Washington: The mighty cockroach can pack a powerful bite with 50 times more force than the bug’s body weight, according to a new research.
The study indicates that cockroaches use a combination of fast and slow twitch muscle fibers to give their mandibles a ‘force boost’ that allows them to chew through tough materials.
The research shows that cockroaches activate slow twitch muscle fibres only when chewing on tough material such as wood that requires repetitive, hard biting to generate a bite force 50 times stronger than their own body weight.
As insects play a dominant role in many ecosystems, understanding the amount of force that these insects can exert through their mandibles is a pivotal step in better understanding behavioural and ecological processes and enabling bioinspired engineering, explains lead author Tom Weihmann from the University of Cambridge.
Weihmann added that insects provide a major part of the faunal biomass in many terrestrial ecosystems.
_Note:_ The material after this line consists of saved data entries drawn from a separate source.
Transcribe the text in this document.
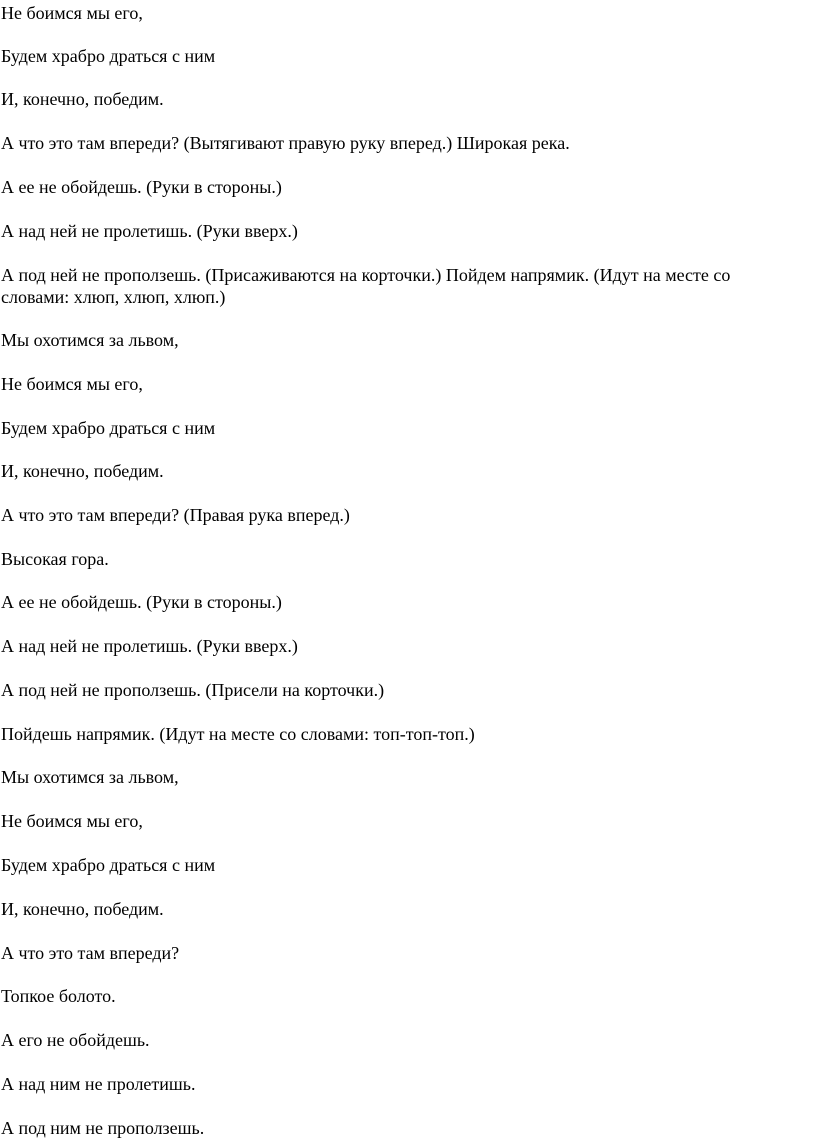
Не боимся мы его,

Будем храбро драться с ним

И, конечно, победим.

А что это там впереди? (Вытягивают правую руку вперед.) Широкая река.

А ее не обойдешь. (Руки в стороны.)

А над ней не пролетишь. (Руки вверх.)

А под ней не проползешь. (Присаживаются на корточки.) Пойдем напрямик. (Идут на месте со словами: хлюп, хлюп, хлюп.)

Мы охотимся за львом,

Не боимся мы его,

Будем храбро драться с ним

И, конечно, победим.

А что это там впереди? (Правая рука вперед.)

Высокая гора.

А ее не обойдешь. (Руки в стороны.)

А над ней не пролетишь. (Руки вверх.)

А под ней не проползешь. (Присели на корточки.)

Пойдешь напрямик. (Идут на месте со словами: топ-топ-топ.)

Мы охотимся за львом,

Не боимся мы его,

Будем храбро драться с ним

И, конечно, победим.

А что это там впереди?

Топкое болото.

А его не обойдешь.

А над ним не пролетишь.

А под ним не проползешь.
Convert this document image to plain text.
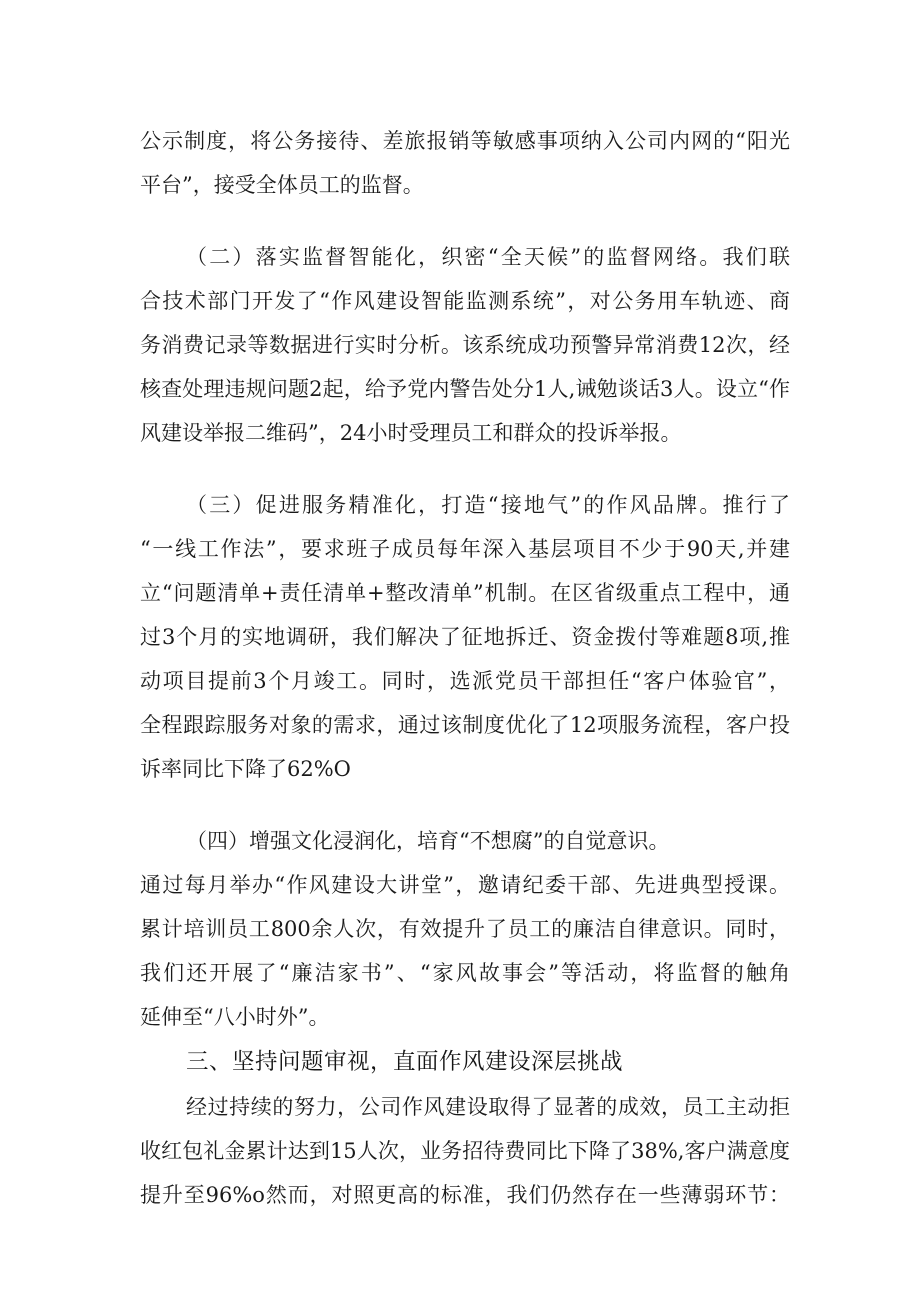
公示制度，将公务接待、差旅报销等敏感事项纳入公司内网的“阳光
平台”，接受全体员工的监督。
（二）落实监督智能化，织密“全天候”的监督网络。我们联
合技术部门开发了“作风建设智能监测系统”，对公务用车轨迹、商
务消费记录等数据进行实时分析。该系统成功预警异常消费12次，经
核查处理违规问题2起，给予党内警告处分1人,诫勉谈话3人。设立“作
风建设举报二维码”，24小时受理员工和群众的投诉举报。
（三）促进服务精准化，打造“接地气”的作风品牌。推行了
“一线工作法”，要求班子成员每年深入基层项目不少于90天,并建
立“问题清单+责任清单+整改清单”机制。在区省级重点工程中，通
过3个月的实地调研，我们解决了征地拆迁、资金拨付等难题8项,推
动项目提前3个月竣工。同时，选派党员干部担任“客户体验官”，
全程跟踪服务对象的需求，通过该制度优化了12项服务流程，客户投
诉率同比下降了62%O
（四）增强文化浸润化，培育“不想腐”的自觉意识。
通过每月举办“作风建设大讲堂”，邀请纪委干部、先进典型授课。
累计培训员工800余人次，有效提升了员工的廉洁自律意识。同时，
我们还开展了“廉洁家书”、“家风故事会”等活动，将监督的触角
延伸至“八小时外”。
三、坚持问题审视，直面作风建设深层挑战
经过持续的努力，公司作风建设取得了显著的成效，员工主动拒
收红包礼金累计达到15人次，业务招待费同比下降了38%,客户满意度
提升至96%o然而，对照更高的标准，我们仍然存在一些薄弱环节：
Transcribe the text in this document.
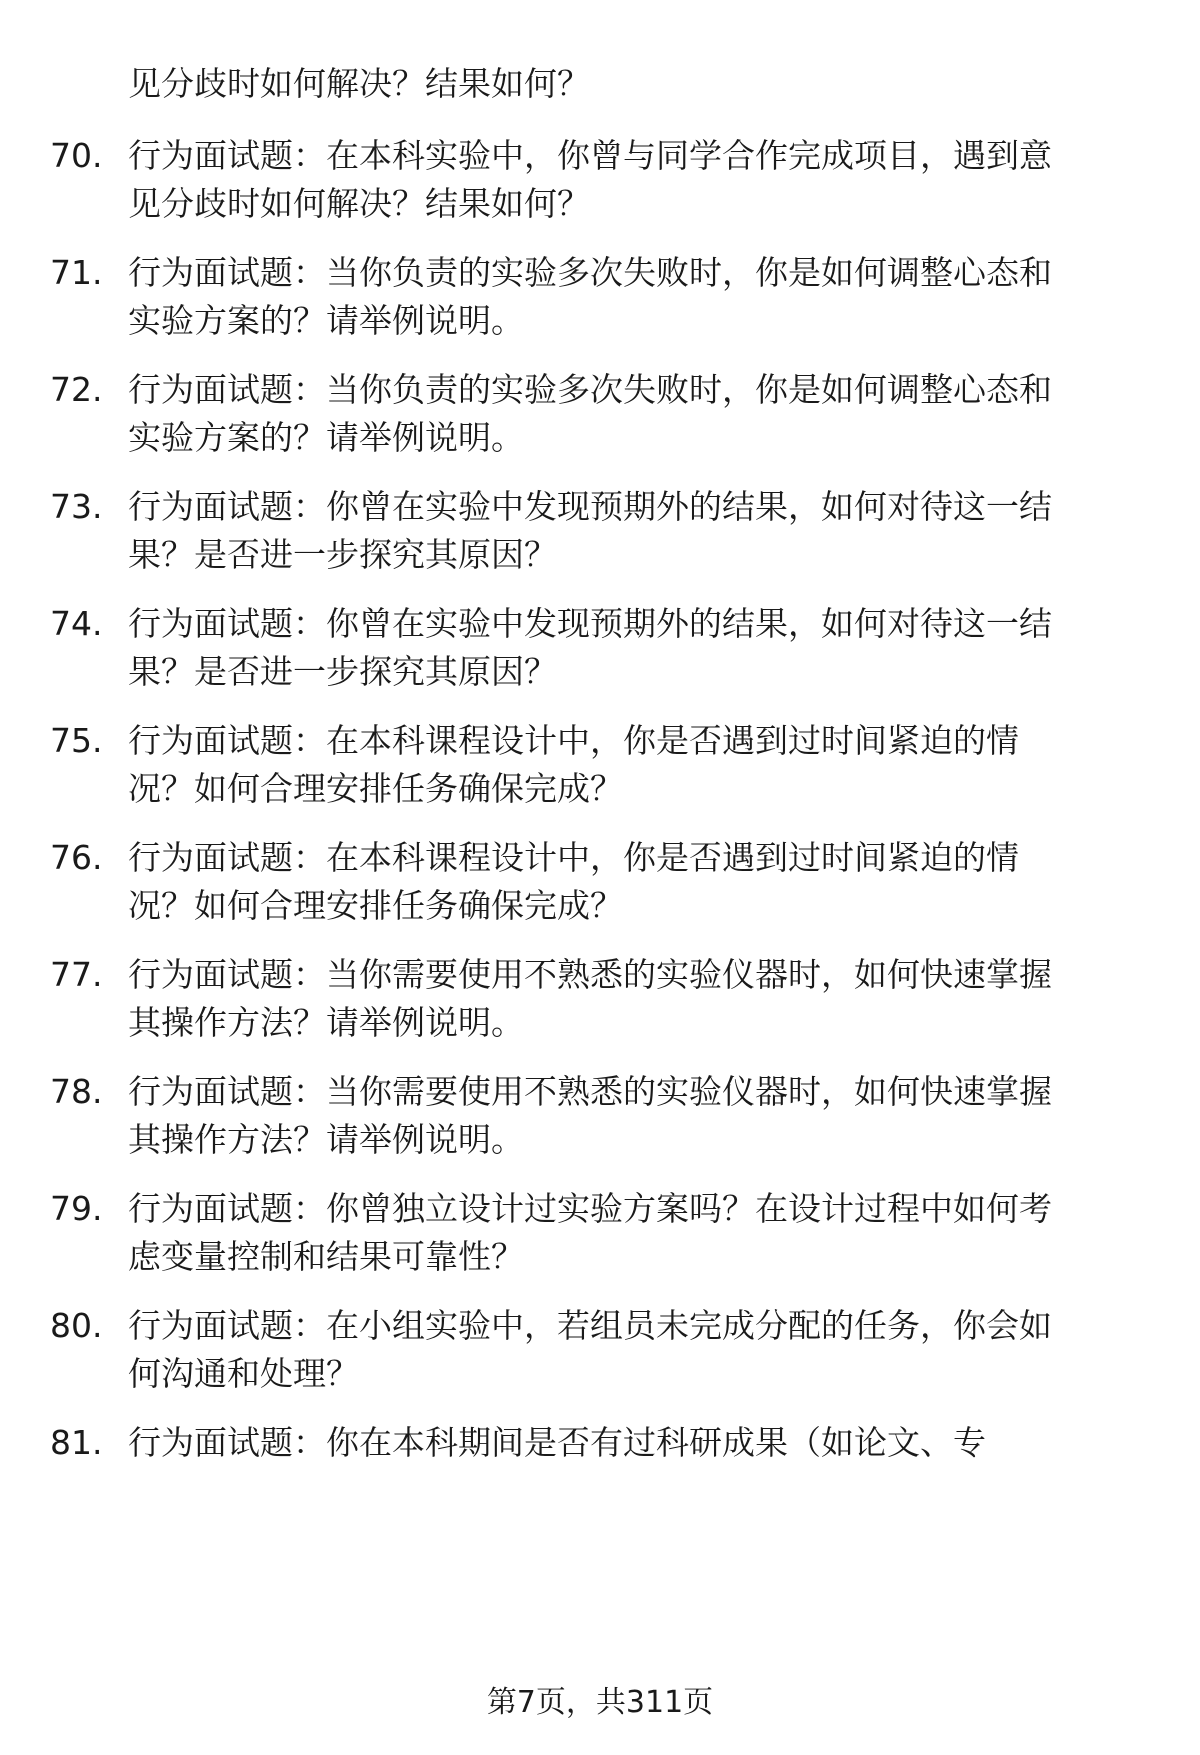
见分歧时如何解决？结果如何？
70. 行为面试题：在本科实验中，你曾与同学合作完成项目，遇到意
见分歧时如何解决？结果如何？
71. 行为面试题：当你负责的实验多次失败时，你是如何调整心态和
实验方案的？请举例说明。
72. 行为面试题：当你负责的实验多次失败时，你是如何调整心态和
实验方案的？请举例说明。
73. 行为面试题：你曾在实验中发现预期外的结果，如何对待这一结
果？是否进一步探究其原因？
74. 行为面试题：你曾在实验中发现预期外的结果，如何对待这一结
果？是否进一步探究其原因？
75. 行为面试题：在本科课程设计中，你是否遇到过时间紧迫的情
况？如何合理安排任务确保完成？
76. 行为面试题：在本科课程设计中，你是否遇到过时间紧迫的情
况？如何合理安排任务确保完成？
77. 行为面试题：当你需要使用不熟悉的实验仪器时，如何快速掌握
其操作方法？请举例说明。
78. 行为面试题：当你需要使用不熟悉的实验仪器时，如何快速掌握
其操作方法？请举例说明。
79. 行为面试题：你曾独立设计过实验方案吗？在设计过程中如何考
虑变量控制和结果可靠性？
80. 行为面试题：在小组实验中，若组员未完成分配的任务，你会如
何沟通和处理？
81. 行为面试题：你在本科期间是否有过科研成果（如论文、专
第7页，共311页
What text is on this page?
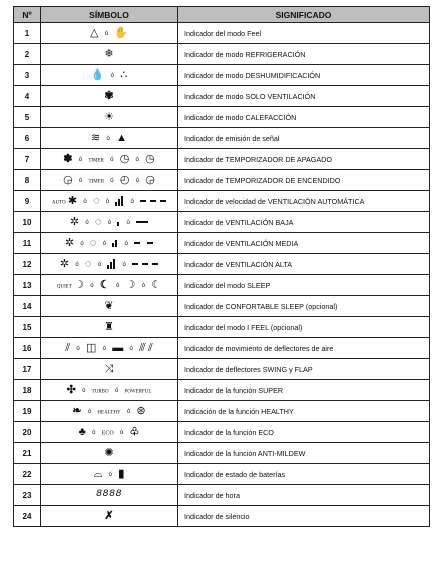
Nº	SÍMBOLO	SIGNIFICADO
1	△ ó ✋	Indicador del modo Feel
2	❄	Indicador de modo REFRIGERACIÓN
3	💧 ó ∴	Indicador de modo DESHUMIDIFICACIÓN
4	✾	Indicador de modo SOLO VENTILACIÓN
5	☀	Indicador de modo CALEFACCIÓN
6	≋ ó ▲	Indicador de emisión de señal
7	✽ ó TIMER ó ◷ ó ◷	Indicador de TEMPORIZADOR DE APAGADO
8	◶ ó TIMER ó ◴ ó ◶	Indicador de TEMPORIZADOR DE ENCENDIDO
9	AUTO ✱ ó ◌ ó ó	Indicador de velocidad de VENTILACIÓN AUTOMÁTICA
10	✲ ó ◌ ó ó	Indicador de VENTILACIÓN BAJA
11	✲ ó ◌ ó ó	Indicador de VENTILACIÓN MEDIA
12	✲ ó ◌ ó ó	Indicador de VENTILACIÓN ALTA
13	QUIET ☽ ó ☾ ó ☽ ó ☾	Indicador del modo SLEEP
14	❦	Indicador de CONFORTABLE SLEEP (opcional)
15	♜	Indicador del modo I FEEL (opcional)
16	⫽ ó ◫ ó ▬ ó ⫻ ⫽	Indicador de movimiento de deflectores de aire
17	⤨	Indicador de deflectores SWING y FLAP
18	✣ ó TURBO ó POWERFUL	Indicador de la función SUPER
19	❧ ó HEALTHY ó ⊛	Indicación de la función HEALTHY
20	♣ ó ECO ó ♧	Indicador de la función ECO
21	✺	Indicador de la función ANTI-MILDEW
22	⌓ ó ▮	Indicador de estado de baterías
23	8888	Indicador de hora
24	✗	Indicador de silencio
Therefore they are an important food source but also crucial as decomposers of plants and animals. In this way they are crucial for material cycles and the ecological balance.
He added that they found that the American cockroach, Periplaneta americana, can generate a bite force around 50 times stronger than their own body weight. In relative terms that’s about five times stronger than the force a human can generate with their jaws.
Weihmann explains that gaining a better understanding of how the delicate structure of the head capsule withstands such powerful forces over an insect’s lifetime could also have interesting applications for bioinspired engineering.